Federal supreme court spokesman Abdul Sattar Bayrakdar
said parliament was ordered to end a recess and convene to
choose a speaker, the first step towards forming a coalition
in Iraq which has been without a government since March 7
"In a decision taken today, the Supreme Court ordered
parliament to return to its regular meetings and do its
regular work," said the spokesman for the court, whose rulings
cannot be appealed.
The Sunni-dominated Iraqiya bloc of former premier Iyad
Allawi narrowly won the election with 91 seats in the
325-member parliament, followed by Maliki`s Shiite State of
Law Alliance with 89.
Neither has been able to muster the majority needed to
form a government, despite back-door negotiations with Shiite,
Sunni and Kurdish blocs that also won seats.
Bayrakdar said the ruling was the result of an audacious
court action launched by a dozen civic groups aimed at ending
the political impasse.
The charities and pressure groups brought a case against
caretaker parliament speaker Fuad Massum on August 16,
accusing him of violating the constitution by leaving the
Council of Representatives` first session open, with no
progress on the election of a new speaker.
That, they alleged, was blocking the election of a new
national president and prime minister.
Massum, who as parliament`s oldest lawmaker holds the
post, had conceded that leaving parliament`s first session
open "was a violation of the constitution."
Massum told a news agency today the court ruling was "a correct
decision.
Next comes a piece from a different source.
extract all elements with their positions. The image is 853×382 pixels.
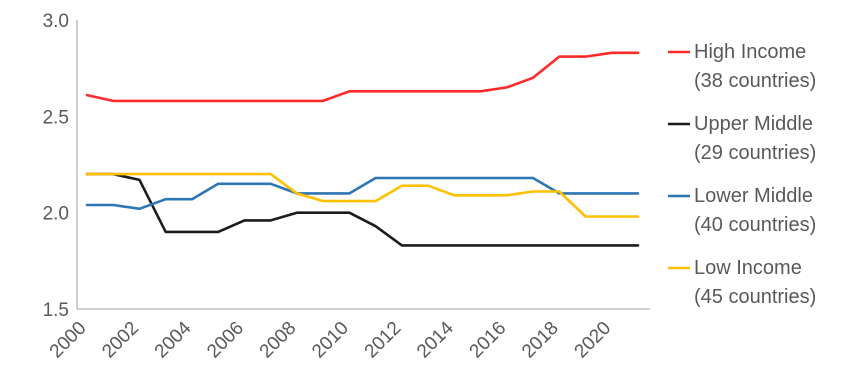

I will follow it, and I call on all MPs to do the
same," although he had not received notification from the
court about when to convene.
The court ruling comes as Maliki supporters are convinced
that Friday`s WikiLeaks release of secret US military
documents on Iraq is a plot to undermine his bid to stay in
"Maliki`s office destabilised by WikiLeaks revelations,"
ran a headline in today`s independent Al-Mada daily.
The nearly 400,000 pages of documents made available by
WikiLeaks chronicle claims of abuse by Iraqi security forces,
while others appear to show US troops did nothing to stop
state-sanctioned torture, rape and murder under Maliki.